Rollback on group replication, no error logged

Hello

mysql version: 5.7.42

We have a simple python application which is working fine in a one-node setup.
To have high-availability we’ve setup a 3 nodes group replication in multi-primary mode, with only one mysql server used for now for doing the queries.
On a regular basis, since then the application receives rollbacks with this message

pymysql.err.OperationalError: (3101, 'Plugin instructed the server to rollback the current transaction.')

We cannot find in the various log files (general, error or slow) a relevant information stating why the operation fails on group replication.

Is there place we could find information ?

This isn’t a recommended mode. Are you able to repeat your issue in single-primary?

I would have also recommended you enable paxos_single_leader, but you have not upgraded.

Keep in mind that any bug you discover from this in GR won’t get fixed since you are on a dead MySQL version.

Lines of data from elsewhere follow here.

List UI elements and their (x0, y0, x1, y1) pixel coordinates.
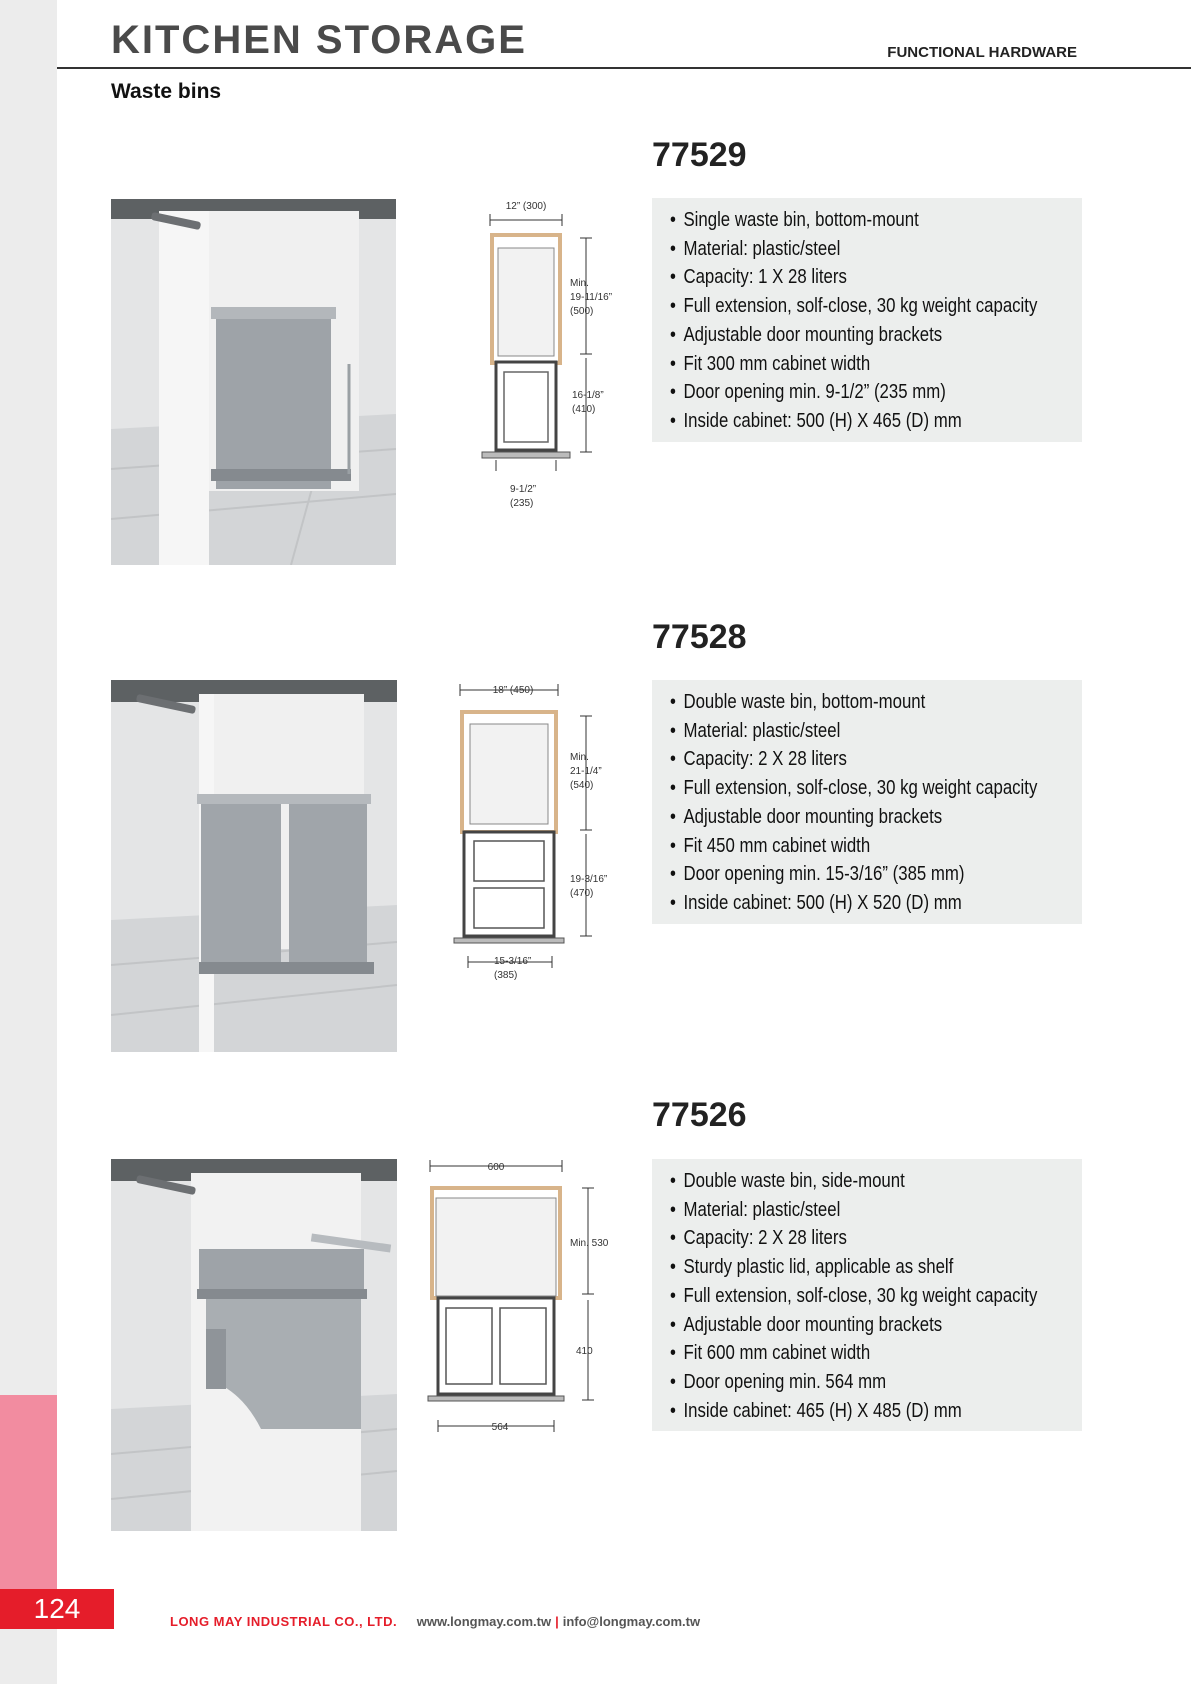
spec-item: • Capacity: 2 X 28 liters (670, 745, 1016, 774)
spec-item: • Fit 300 mm cabinet width (670, 350, 1016, 379)
spec-box (652, 680, 1082, 924)
product-code: 77526 (652, 1096, 747, 1134)
footer-company: LONG MAY INDUSTRIAL CO., LTD. (170, 1614, 398, 1629)
spec-item: • Inside cabinet: 500 (H) X 520 (D) mm (670, 889, 1016, 918)
spec-item: • Sturdy plastic lid, applicable as shelf (670, 1253, 1016, 1282)
spec-item: • Capacity: 2 X 28 liters (670, 1224, 1016, 1253)
product-photo (111, 199, 396, 565)
page-footer (170, 1614, 700, 1629)
spec-item: • Full extension, solf-close, 30 kg weight capacity (670, 292, 1016, 321)
footer-email[interactable]: info@longmay.com.tw (562, 1614, 701, 1629)
dimension-drawing (426, 1160, 636, 1445)
spec-item: • Double waste bin, bottom-mount (670, 688, 1016, 717)
spec-item: • Inside cabinet: 465 (H) X 485 (D) mm (670, 1397, 1016, 1426)
section-heading: Waste bins (111, 80, 222, 103)
spec-box (652, 198, 1082, 442)
spec-item: • Material: plastic/steel (670, 235, 1016, 264)
dim-upper-line3: (540) (570, 780, 594, 791)
dim-lower-line2: (470) (570, 888, 594, 899)
spec-item: • Material: plastic/steel (670, 1196, 1016, 1225)
dim-bottom-label: 564 (491, 1422, 509, 1433)
spec-box (652, 1159, 1082, 1431)
dim-bottom-line2: (385) (494, 970, 518, 981)
dim-upper-line2: 21-1/4” (570, 766, 602, 777)
dim-bottom-line1: 15-3/16” (494, 956, 532, 967)
dim-width-label: 12” (300) (505, 201, 547, 212)
dim-bottom-line2: (235) (510, 498, 534, 509)
product-code: 77528 (652, 618, 747, 656)
spec-item: • Single waste bin, bottom-mount (670, 206, 1016, 235)
spec-item: • Adjustable door mounting brackets (670, 803, 1016, 832)
spec-item: • Fit 450 mm cabinet width (670, 832, 1016, 861)
footer-separator: | (555, 1614, 559, 1629)
spec-item: • Adjustable door mounting brackets (670, 1311, 1016, 1340)
spec-item: • Adjustable door mounting brackets (670, 321, 1016, 350)
spec-item: • Double waste bin, side-mount (670, 1167, 1016, 1196)
spec-item: • Material: plastic/steel (670, 717, 1016, 746)
dim-lower-line1: 19-3/16” (570, 874, 608, 885)
dim-upper-label: Min. 530 (570, 1238, 609, 1249)
page-subcategory: FUNCTIONAL HARDWARE (887, 44, 1077, 61)
product-code: 77529 (652, 136, 747, 174)
header-divider (57, 67, 1191, 69)
spec-item: • Full extension, solf-close, 30 kg weight capacity (670, 774, 1016, 803)
spec-item: • Fit 600 mm cabinet width (670, 1339, 1016, 1368)
chapter-tab (0, 1395, 57, 1590)
page-number: 124 (0, 1589, 114, 1629)
dim-lower-line2: (410) (572, 404, 596, 415)
spec-item: • Door opening min. 15-3/16” (385 mm) (670, 860, 1016, 889)
footer-website[interactable]: www.longmay.com.tw (416, 1614, 552, 1629)
dimension-drawing (478, 196, 638, 521)
spec-item: • Full extension, solf-close, 30 kg weight capacity (670, 1282, 1016, 1311)
dim-bottom-line1: 9-1/2” (510, 484, 537, 495)
spec-item: • Capacity: 1 X 28 liters (670, 263, 1016, 292)
dim-width-label: 18” (450) (492, 685, 534, 696)
spec-item: • Door opening min. 9-1/2” (235 mm) (670, 378, 1016, 407)
dim-upper-line1: Min. (570, 752, 589, 763)
dim-upper-line1: Min. (570, 278, 589, 289)
spec-item: • Inside cabinet: 500 (H) X 465 (D) mm (670, 407, 1016, 436)
page-title: KITCHEN STORAGE (111, 18, 527, 62)
dim-lower-line1: 16-1/8” (572, 390, 604, 401)
spec-item: • Door opening min. 564 mm (670, 1368, 1016, 1397)
product-photo (111, 680, 397, 1052)
dimension-drawing (448, 678, 638, 993)
dim-upper-line3: (500) (570, 306, 594, 317)
product-photo (111, 1159, 397, 1531)
dim-upper-line2: 19-11/16” (570, 292, 613, 303)
dim-width-label: 600 (487, 1162, 505, 1173)
dim-lower-label: 410 (576, 1346, 593, 1357)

You should upgrade first to the latest 8.0 and see if your issue remains.

Hi @matthewb

This isn’t a recommended mode.

Sorry but I did not see this, perhaps I overlooked some document, do you have a reference ? We take this decision based on https://dev.mysql.com/doc/refman/5.7/en/group-replication-deploying-instances.html

We tried to run the group_replication with only one node active, and we get the same result.

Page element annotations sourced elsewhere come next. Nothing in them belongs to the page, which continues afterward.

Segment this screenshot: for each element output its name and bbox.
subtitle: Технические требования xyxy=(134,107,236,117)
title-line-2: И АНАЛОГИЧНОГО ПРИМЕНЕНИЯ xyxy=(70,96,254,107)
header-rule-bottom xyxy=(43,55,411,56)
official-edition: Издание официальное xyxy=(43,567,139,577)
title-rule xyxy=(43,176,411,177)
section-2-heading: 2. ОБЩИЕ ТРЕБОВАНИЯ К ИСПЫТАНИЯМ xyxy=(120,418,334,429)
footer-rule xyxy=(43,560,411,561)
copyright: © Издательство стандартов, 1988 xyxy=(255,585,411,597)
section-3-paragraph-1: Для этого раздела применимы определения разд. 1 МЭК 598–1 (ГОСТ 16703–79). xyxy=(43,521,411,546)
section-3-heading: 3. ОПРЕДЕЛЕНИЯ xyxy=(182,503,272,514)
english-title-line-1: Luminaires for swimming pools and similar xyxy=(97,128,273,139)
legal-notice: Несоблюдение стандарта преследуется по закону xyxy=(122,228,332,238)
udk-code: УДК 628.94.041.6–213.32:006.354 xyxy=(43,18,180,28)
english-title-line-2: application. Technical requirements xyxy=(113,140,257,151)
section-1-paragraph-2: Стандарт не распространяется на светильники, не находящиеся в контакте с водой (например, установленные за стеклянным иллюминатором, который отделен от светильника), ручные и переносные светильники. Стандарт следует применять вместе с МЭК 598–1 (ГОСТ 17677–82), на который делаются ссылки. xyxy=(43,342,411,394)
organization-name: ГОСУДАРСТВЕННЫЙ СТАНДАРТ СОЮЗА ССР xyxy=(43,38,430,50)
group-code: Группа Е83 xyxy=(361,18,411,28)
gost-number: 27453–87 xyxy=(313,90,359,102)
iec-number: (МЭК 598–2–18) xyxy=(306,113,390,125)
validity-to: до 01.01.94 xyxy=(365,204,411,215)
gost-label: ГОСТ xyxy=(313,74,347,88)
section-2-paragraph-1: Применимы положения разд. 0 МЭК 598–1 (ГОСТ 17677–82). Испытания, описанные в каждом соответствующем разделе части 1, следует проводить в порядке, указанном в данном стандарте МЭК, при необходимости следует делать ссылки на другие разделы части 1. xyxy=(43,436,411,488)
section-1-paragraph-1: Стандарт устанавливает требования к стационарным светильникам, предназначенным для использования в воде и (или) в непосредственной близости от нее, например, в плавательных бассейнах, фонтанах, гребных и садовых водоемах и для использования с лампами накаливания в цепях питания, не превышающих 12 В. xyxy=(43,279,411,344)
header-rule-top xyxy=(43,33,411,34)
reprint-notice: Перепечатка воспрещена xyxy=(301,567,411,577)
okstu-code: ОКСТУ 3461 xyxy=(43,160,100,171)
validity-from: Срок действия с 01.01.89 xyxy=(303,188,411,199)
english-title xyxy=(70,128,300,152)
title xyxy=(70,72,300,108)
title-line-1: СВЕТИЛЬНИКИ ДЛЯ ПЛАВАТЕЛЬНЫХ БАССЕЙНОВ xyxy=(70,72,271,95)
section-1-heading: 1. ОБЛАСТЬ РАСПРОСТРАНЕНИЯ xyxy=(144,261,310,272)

Upgrade to MySQL 8.0 is on the way, this is just we wanted to provide more availability before migrating,

edit: We can replicate on a dev environment, and switching to single primary mode fixes the issue but this is not our target implementation, in case of failure we want the switchover to happen automatically, so still hearing for advice to debug this.

Best.

It’s not in the docs. It’s a best-practices recommendation. When in single primary, only 1 server accepts writes. Coordination and trx certification are more efficient as only one node processes these requests. In multi-primary mode, it is more complicated and performance can suffer.

I suggest you re-read over the Group Replication documentation. I think you might have an incorrect understanding of the difference between single-primary and multi-primary.

Neither mode have anything do to with automatic switchover. If you are in single primary mode, and that node fails, one of the existing secondaries is automatically chosen as the new primary. This new primary disables the read-only flag and begins to accept writes. This is core design of GR.

I’ll assume you are using some sort of router (ie: proxysql or mysql router) that is “group replication aware” meaning that when a new primary is selected, the router automatically updates its rules and your application is none the wiser. This is also core to GR (or any ‘cluster’) architecture design.